Among the Democrats, the willingness to change course tracks a substantial
change in public attitudes on several gay rights questions over the past decade.
According to the Pew Research Center, 52 percent of Americans favored allowing
gays to serve openly in the military in 1994, while 45 percent opposed it.
By 2006, that majority had grown to 60 percent, while 32 percent opposed the
idea. A similar shift occurred on the question of whether school boards
should be allowed to fire gay teachers; in 1987, 51 percent said yes, a figure
that fell to 28 percent earlier this year.
Much of the shift in attitudes is generational. “Age is a huge factor,”
said Michael Dimock at Pew. Younger people were, in fact, more tolerant
toward gays in the military than their elders in 1994, when 56 percent of the
18-to-29-year-olds supported allowing gays to serve openly, compared to 47
percent of those aged 50 to 64. But that trend intensified over the next
decade: 72 percent of the 18-to-29 age group supported lifting the ban by
2006.
Representative Barney Frank, the Massachusetts Democrat and longtime leader on
gay rights issues, said that supporters of the ban had long argued that young
soldiers could not handle serving with openly gay men and women. “But it’s
precisely in that age bracket that there’s been the biggest change,” he said.
Familiarity is another factor, pollsters say. A recent Pew survey found
that four in ten Americans now say they have close friends or family members who
are gay; this was closely correlated with more tolerant attitudes on gay
marriage and gays in the workplace.
And there is a partisan connection: people who are Democrats tend to be
most supportive on gay rights.

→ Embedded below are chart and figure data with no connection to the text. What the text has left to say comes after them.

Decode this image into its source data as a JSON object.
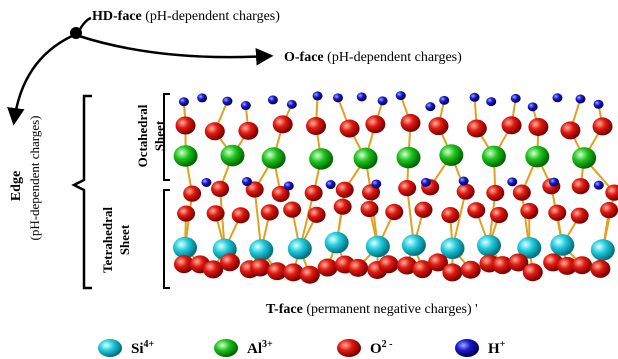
{
  "faces": {
    "hd": {
      "name": "HD-face",
      "desc": "(pH-dependent charges)"
    },
    "o": {
      "name": "O-face",
      "desc": "(pH-dependent charges)"
    },
    "edge": {
      "name": "Edge",
      "desc": "(pH-dependent charges)"
    },
    "t": {
      "name": "T-face",
      "desc": "(permanent negative charges)",
      "tick": "'"
    }
  },
  "sheets": {
    "octahedral": {
      "line1": "Octahedral",
      "line2": "Sheet"
    },
    "tetrahedral": {
      "line1": "Tetrahedral",
      "line2": "Sheet"
    }
  },
  "legend": [
    {
      "symbol": "Si",
      "charge": "4+",
      "color": "#22ccdd",
      "icon": "si-atom-icon"
    },
    {
      "symbol": "Al",
      "charge": "3+",
      "color": "#1fc41f",
      "icon": "al-atom-icon"
    },
    {
      "symbol": "O",
      "charge": "2 -",
      "color": "#dd1111",
      "icon": "o-atom-icon"
    },
    {
      "symbol": "H",
      "charge": "+",
      "color": "#1a1acc",
      "icon": "h-atom-icon"
    }
  ],
  "colors": {
    "bond": "#e0a020",
    "arrow": "#000000"
  }
}
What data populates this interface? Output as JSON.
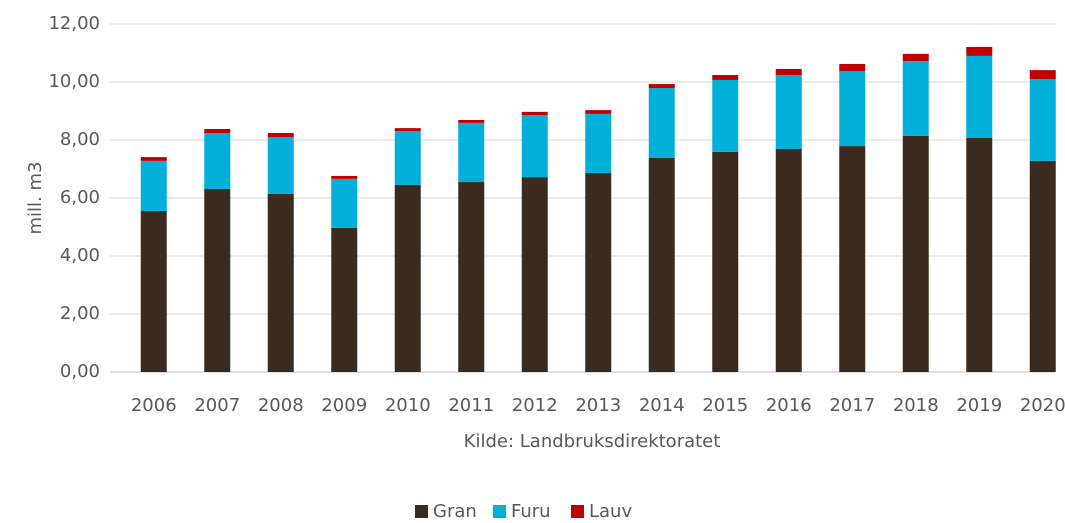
{
  "chart_data": {
    "type": "stacked_bar",
    "ylabel": "mill. m3",
    "xlabel": "Kilde: Landbruksdirektoratet",
    "categories": [
      "2006",
      "2007",
      "2008",
      "2009",
      "2010",
      "2011",
      "2012",
      "2013",
      "2014",
      "2015",
      "2016",
      "2017",
      "2018",
      "2019",
      "2020"
    ],
    "series": [
      {
        "name": "Gran",
        "color": "#3b2a1e",
        "values": [
          5.55,
          6.31,
          6.14,
          4.97,
          6.45,
          6.55,
          6.72,
          6.86,
          7.38,
          7.59,
          7.69,
          7.79,
          8.14,
          8.07,
          7.28
        ]
      },
      {
        "name": "Furu",
        "color": "#00b0d8",
        "values": [
          1.73,
          1.93,
          1.96,
          1.69,
          1.86,
          2.04,
          2.14,
          2.04,
          2.41,
          2.48,
          2.55,
          2.59,
          2.58,
          2.83,
          2.82
        ]
      },
      {
        "name": "Lauv",
        "color": "#c00000",
        "values": [
          0.13,
          0.14,
          0.14,
          0.1,
          0.1,
          0.1,
          0.11,
          0.13,
          0.14,
          0.17,
          0.21,
          0.24,
          0.25,
          0.31,
          0.31
        ]
      }
    ],
    "ylim": [
      0,
      12
    ],
    "yticks": [
      {
        "value": 0,
        "label": "0,00"
      },
      {
        "value": 2,
        "label": "2,00"
      },
      {
        "value": 4,
        "label": "4,00"
      },
      {
        "value": 6,
        "label": "6,00"
      },
      {
        "value": 8,
        "label": "8,00"
      },
      {
        "value": 10,
        "label": "10,00"
      },
      {
        "value": 12,
        "label": "12,00"
      }
    ],
    "grid": true,
    "legend": "bottom"
  }
}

Eighty-five percent of those who consider
themselves liberal Democrats support lifting the ban according to the 2006
survey, as do 64 percent of the conservative to moderate Democrats and 66
percent of the independents. By contrast, just 36 percent of the
conservative Republicans felt that way.
Joe Solmonese, president of the Human Rights Campaign, the gay advocacy group,
said he sees “a sea change” in attitudes reflected in the Democratic field, “so
much unity around issues like workplace discrimination and ‘don’t ask, don’t
tell.”’ He said he was struck in the debate that, “everybody spoke up
forcefully and really embraced the conversation.”
This unity among the Democrats breaks down, though, on the question of same sex
marriage, which Pew found in a poll earlier this year remained deeply divisive
in the party — 49 percent say they favor it, while 43 percent oppose it.
(Republicans overwhelmingly oppose gay marriage.) Analysts say those
divisions are reflected, in turn, in the careful positioning of the Democratic
candidates; in a recent survey by the Human Rights Campaign, only one of the
seven candidates responding — Representative Dennis Kucinich of Ohio — offered a
blanket endorsement of same-sex marriage.
But all of the candidates said the federal government should acknowledge
same-sex marriages or other legal unions recognized by the states, when it comes
to the federal benefits and tax treatments linked to marriage. Mrs.
Clinton, for example, said she would support a repeal of the provision in the
Defense of Marriage Act, signed by her husband, that “may prohibit the federal
government” from providing those benefits.
It is worth remembering, of course, that this is a Democratic primary, when
candidates are competing for the support of the most liberal voters. The
true test of how much the nation has changed on these issues will come in a
general election, and, of course, in a new administration. If a Democrat
prevails, he (or she) may face much of the same resistance that President
Clinton did in 1993. Many of the same members of Congress, for example,
are still there, and General Pace recently indicated that resistance has not
disappeared from the top ranks of the military. Still, for a few moments
on the stage in Manchester, there was unanimity.